Random Variables and Probability Distributions
Random Variables and Probability Distributions
Random Variables
A random variable is a function that associates a real number with each element in the sample space. For sample space $S$, we have $X: S \to \mathbb{R}$ and for $s \in S$, we have $x = X(s),$ where $x$ is a value of the random variable.
Random variables don’t have to map to all reals; for example, Bernoulli random variables map to either 0 or 1.
Returning to sample spaces briefly, if a sample space contains a finite number of possibilities, or an unending sequence with as many elements as there are whole numbers (countably infinite), it is called a discrete sample space.
If a sample space contians an infinite number of possibilities equal to the number of points on a line segment, it is called a continuous sample space.
Similarly, a random variable is called a discrete random variable if its set of possible outcomes is countable, or a continuous random variable if it takes values on a continuous scale. Discrete random variables tend to represent counted data, while continuous random variables tend to represent measured data.
Probability Distributions
Discrete Probability Distributions
A discrete random variable takes each of its values with a certain probability. The function $f(x)$ that gives the probability of each value $x$ of a random variable $X$ occurring is called the probability function, probability mass function, or probability distribution. More formally, the set of ordered pairs $(x, f(x))$ is a probability distribution of the discrete random variable $X$ if, for each possible outcome $x$
- $f(x) \geq 0$
- $\sum_{x}{f(x)} = 1$
- $P(X = x) = f(x)$
Sometimes we want to know the probability that a random variable will be less than or equal to some real number $x.$ If we let $F(X) = P(X \leq x)$ for all real $x$, we define $F(X)$ to be the cumulative distribution function of the random variable $X.$ More formally, the cumulative distribution function $F(X)$ of a discrete random variable $X$ with a probability distribution $f(x)$ is:
\[F(x) = P(X \leq x) = \sum_{t \leq x}{f(t)}, \quad -\infty < x < \infty.\]Continuous Probabilty Distributions
A continuous random variable has a probabilty of $0$ of exactly assuming any particular value. That’s because, in any interval of real numbers, there are infinitely many points, and so the denominator for the proportion is infinite. For example, there are infinitely many points between $1.1$ and $1.2$, and again, infinitely many points between $1.2$ and $1.21$ and so on, regardless of the level of precision.
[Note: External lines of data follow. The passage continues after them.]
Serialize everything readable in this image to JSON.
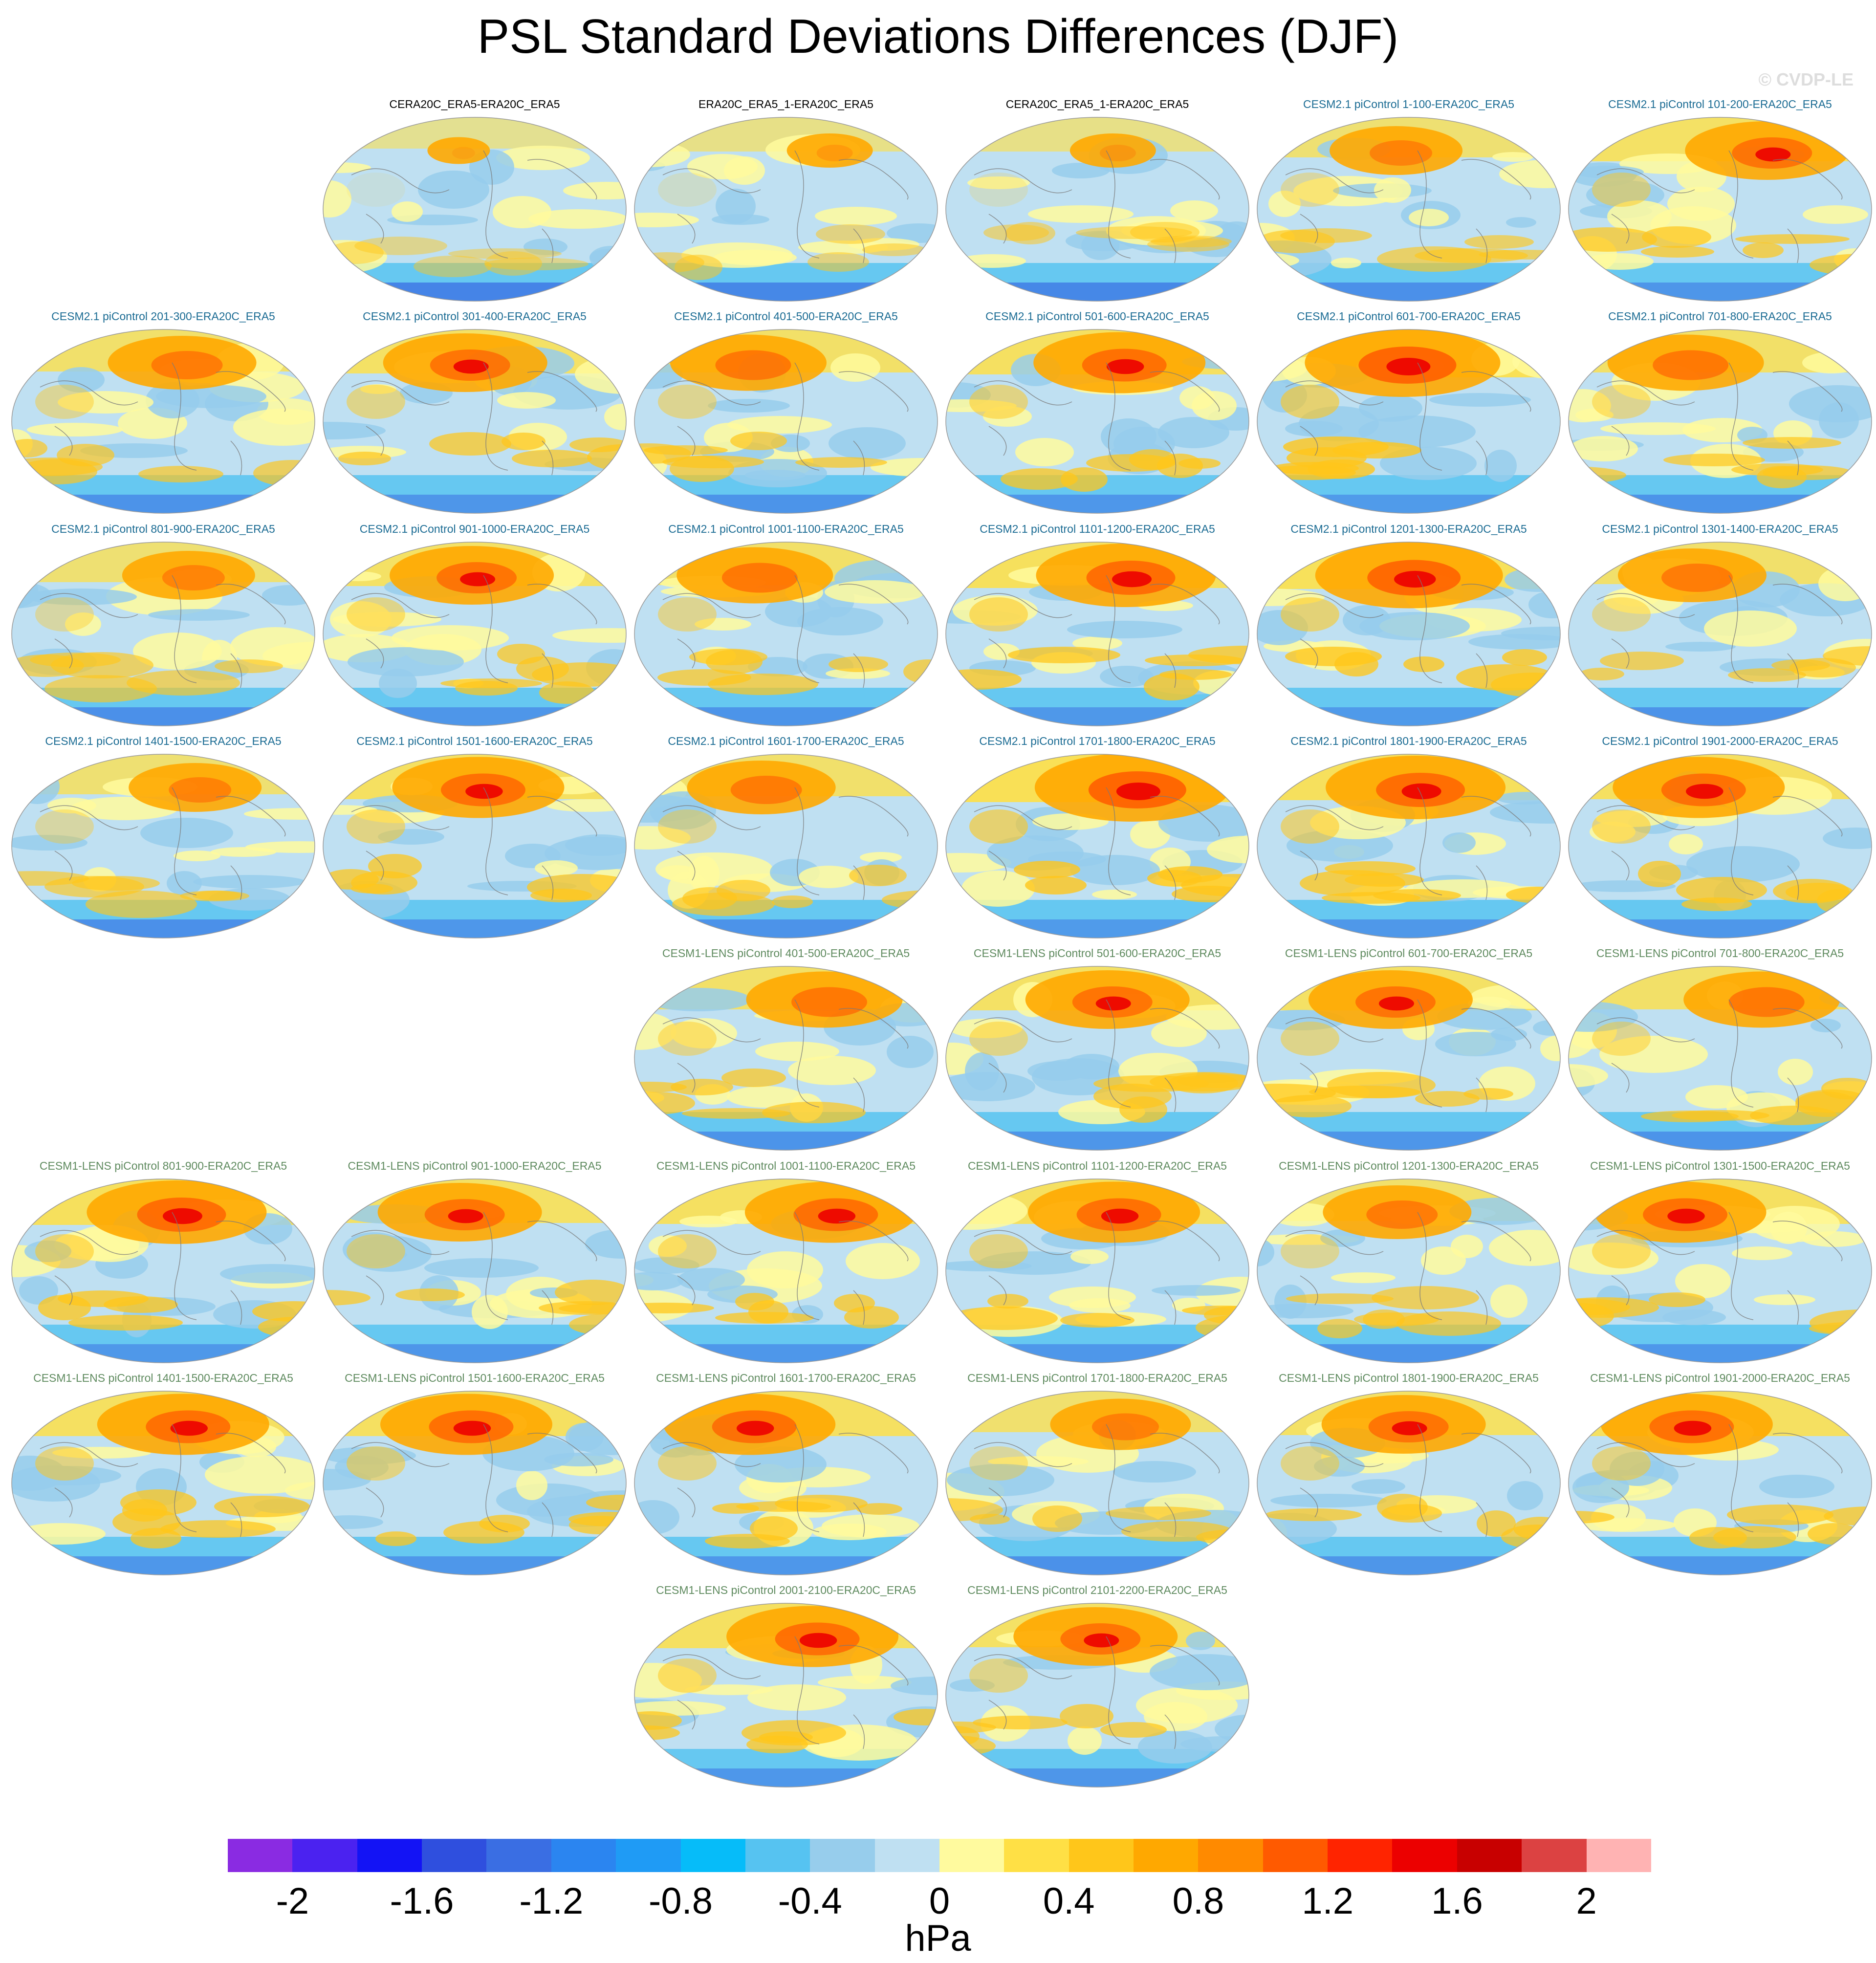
{
  "title": "PSL Standard Deviations Differences (DJF)",
  "credit": "© CVDP-LE",
  "colors": {
    "reanalysis_title": "#000000",
    "cesm2_title": "#1a6b93",
    "cesm1_title": "#5e8a5e"
  },
  "panels": [
    {
      "label": "CERA20C_ERA5-ERA20C_ERA5",
      "group": "reanalysis",
      "row": 0,
      "col": 1,
      "hot": 0.15
    },
    {
      "label": "ERA20C_ERA5_1-ERA20C_ERA5",
      "group": "reanalysis",
      "row": 0,
      "col": 2,
      "hot": 0.3
    },
    {
      "label": "CERA20C_ERA5_1-ERA20C_ERA5",
      "group": "reanalysis",
      "row": 0,
      "col": 3,
      "hot": 0.3
    },
    {
      "label": "CESM2.1 piControl 1-100-ERA20C_ERA5",
      "group": "cesm2",
      "row": 0,
      "col": 4,
      "hot": 0.6
    },
    {
      "label": "CESM2.1 piControl 101-200-ERA20C_ERA5",
      "group": "cesm2",
      "row": 0,
      "col": 5,
      "hot": 0.8
    },
    {
      "label": "CESM2.1 piControl 201-300-ERA20C_ERA5",
      "group": "cesm2",
      "row": 1,
      "col": 0,
      "hot": 0.7
    },
    {
      "label": "CESM2.1 piControl 301-400-ERA20C_ERA5",
      "group": "cesm2",
      "row": 1,
      "col": 1,
      "hot": 0.8
    },
    {
      "label": "CESM2.1 piControl 401-500-ERA20C_ERA5",
      "group": "cesm2",
      "row": 1,
      "col": 2,
      "hot": 0.75
    },
    {
      "label": "CESM2.1 piControl 501-600-ERA20C_ERA5",
      "group": "cesm2",
      "row": 1,
      "col": 3,
      "hot": 0.85
    },
    {
      "label": "CESM2.1 piControl 601-700-ERA20C_ERA5",
      "group": "cesm2",
      "row": 1,
      "col": 4,
      "hot": 1.0
    },
    {
      "label": "CESM2.1 piControl 701-800-ERA20C_ERA5",
      "group": "cesm2",
      "row": 1,
      "col": 5,
      "hot": 0.75
    },
    {
      "label": "CESM2.1 piControl 801-900-ERA20C_ERA5",
      "group": "cesm2",
      "row": 2,
      "col": 0,
      "hot": 0.6
    },
    {
      "label": "CESM2.1 piControl 901-1000-ERA20C_ERA5",
      "group": "cesm2",
      "row": 2,
      "col": 1,
      "hot": 0.8
    },
    {
      "label": "CESM2.1 piControl 1001-1100-ERA20C_ERA5",
      "group": "cesm2",
      "row": 2,
      "col": 2,
      "hot": 0.75
    },
    {
      "label": "CESM2.1 piControl 1101-1200-ERA20C_ERA5",
      "group": "cesm2",
      "row": 2,
      "col": 3,
      "hot": 0.9
    },
    {
      "label": "CESM2.1 piControl 1201-1300-ERA20C_ERA5",
      "group": "cesm2",
      "row": 2,
      "col": 4,
      "hot": 0.95
    },
    {
      "label": "CESM2.1 piControl 1301-1400-ERA20C_ERA5",
      "group": "cesm2",
      "row": 2,
      "col": 5,
      "hot": 0.7
    },
    {
      "label": "CESM2.1 piControl 1401-1500-ERA20C_ERA5",
      "group": "cesm2",
      "row": 3,
      "col": 0,
      "hot": 0.6
    },
    {
      "label": "CESM2.1 piControl 1501-1600-ERA20C_ERA5",
      "group": "cesm2",
      "row": 3,
      "col": 1,
      "hot": 0.85
    },
    {
      "label": "CESM2.1 piControl 1601-1700-ERA20C_ERA5",
      "group": "cesm2",
      "row": 3,
      "col": 2,
      "hot": 0.7
    },
    {
      "label": "CESM2.1 piControl 1701-1800-ERA20C_ERA5",
      "group": "cesm2",
      "row": 3,
      "col": 3,
      "hot": 1.0
    },
    {
      "label": "CESM2.1 piControl 1801-1900-ERA20C_ERA5",
      "group": "cesm2",
      "row": 3,
      "col": 4,
      "hot": 0.9
    },
    {
      "label": "CESM2.1 piControl 1901-2000-ERA20C_ERA5",
      "group": "cesm2",
      "row": 3,
      "col": 5,
      "hot": 0.85
    },
    {
      "label": "CESM1-LENS piControl 401-500-ERA20C_ERA5",
      "group": "cesm1",
      "row": 4,
      "col": 2,
      "hot": 0.75
    },
    {
      "label": "CESM1-LENS piControl 501-600-ERA20C_ERA5",
      "group": "cesm1",
      "row": 4,
      "col": 3,
      "hot": 0.8
    },
    {
      "label": "CESM1-LENS piControl 601-700-ERA20C_ERA5",
      "group": "cesm1",
      "row": 4,
      "col": 4,
      "hot": 0.8
    },
    {
      "label": "CESM1-LENS piControl 701-800-ERA20C_ERA5",
      "group": "cesm1",
      "row": 4,
      "col": 5,
      "hot": 0.75
    },
    {
      "label": "CESM1-LENS piControl 801-900-ERA20C_ERA5",
      "group": "cesm1",
      "row": 5,
      "col": 0,
      "hot": 0.9
    },
    {
      "label": "CESM1-LENS piControl 901-1000-ERA20C_ERA5",
      "group": "cesm1",
      "row": 5,
      "col": 1,
      "hot": 0.8
    },
    {
      "label": "CESM1-LENS piControl 1001-1100-ERA20C_ERA5",
      "group": "cesm1",
      "row": 5,
      "col": 2,
      "hot": 0.85
    },
    {
      "label": "CESM1-LENS piControl 1101-1200-ERA20C_ERA5",
      "group": "cesm1",
      "row": 5,
      "col": 3,
      "hot": 0.85
    },
    {
      "label": "CESM1-LENS piControl 1201-1300-ERA20C_ERA5",
      "group": "cesm1",
      "row": 5,
      "col": 4,
      "hot": 0.7
    },
    {
      "label": "CESM1-LENS piControl 1301-1500-ERA20C_ERA5",
      "group": "cesm1",
      "row": 5,
      "col": 5,
      "hot": 0.85
    },
    {
      "label": "CESM1-LENS piControl 1401-1500-ERA20C_ERA5",
      "group": "cesm1",
      "row": 6,
      "col": 0,
      "hot": 0.85
    },
    {
      "label": "CESM1-LENS piControl 1501-1600-ERA20C_ERA5",
      "group": "cesm1",
      "row": 6,
      "col": 1,
      "hot": 0.85
    },
    {
      "label": "CESM1-LENS piControl 1601-1700-ERA20C_ERA5",
      "group": "cesm1",
      "row": 6,
      "col": 2,
      "hot": 0.85
    },
    {
      "label": "CESM1-LENS piControl 1701-1800-ERA20C_ERA5",
      "group": "cesm1",
      "row": 6,
      "col": 3,
      "hot": 0.65
    },
    {
      "label": "CESM1-LENS piControl 1801-1900-ERA20C_ERA5",
      "group": "cesm1",
      "row": 6,
      "col": 4,
      "hot": 0.8
    },
    {
      "label": "CESM1-LENS piControl 1901-2000-ERA20C_ERA5",
      "group": "cesm1",
      "row": 6,
      "col": 5,
      "hot": 0.85
    },
    {
      "label": "CESM1-LENS piControl 2001-2100-ERA20C_ERA5",
      "group": "cesm1",
      "row": 7,
      "col": 2,
      "hot": 0.85
    },
    {
      "label": "CESM1-LENS piControl 2101-2200-ERA20C_ERA5",
      "group": "cesm1",
      "row": 7,
      "col": 3,
      "hot": 0.8
    }
  ],
  "colorbar": {
    "colors": [
      "#8a2be2",
      "#4b22f0",
      "#1313f5",
      "#2f4fde",
      "#3a6ee3",
      "#2b85f0",
      "#1f9bf5",
      "#06bcf9",
      "#56c3f1",
      "#97cdec",
      "#bfe0f2",
      "#fffa9e",
      "#ffe045",
      "#ffc61a",
      "#ffa800",
      "#ff8a00",
      "#ff5a00",
      "#ff2400",
      "#ec0000",
      "#c80000",
      "#dc4242",
      "#ffb3b3"
    ],
    "tick_labels": [
      "-2",
      "-1.6",
      "-1.2",
      "-0.8",
      "-0.4",
      "0",
      "0.4",
      "0.8",
      "1.2",
      "1.6",
      "2"
    ],
    "units": "hPa"
  }
}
So, instead of focusing on probabilities of particular values, we focus on probabilities of values falling in various intervals. For example, instead of asking what the probability that someone weighs $150$ pounds is, we can ask what is the probability that they weigh between $149$ and $151$ pounds.
The function $f(x)$ is a probability distribution function (pdf) for the continuous random variable $X$, defined on the reals, if
- $f(x) \geq 0$ for all $x \in \mathbb{R}$
- $\int_{-\infty}^{\infty} f(x) dx = 1 $
- $P(a < X < b) = \int_{a}^{b} f(x) dx$
In other words, if we integrate $f(x)$ from $a$ to $b$ we will get the probability of $X$ taking on a value between $a$ and $b$.
From here, the cumulative distribution function F(X) of a continuous random variable $X$ with density function $f(x)$ is attained by simply integrating $f(x)$ from $-\infty$ to $x$:
\[F(X) = P(X \leq x) = \int_{-\infty}^{x} f(t)dt, \quad -\infty < x < \infty.\]Note that the cdf is a monotone non-decreasing function, and that for both discrete and continuous random variables, it is defined for all real numbers.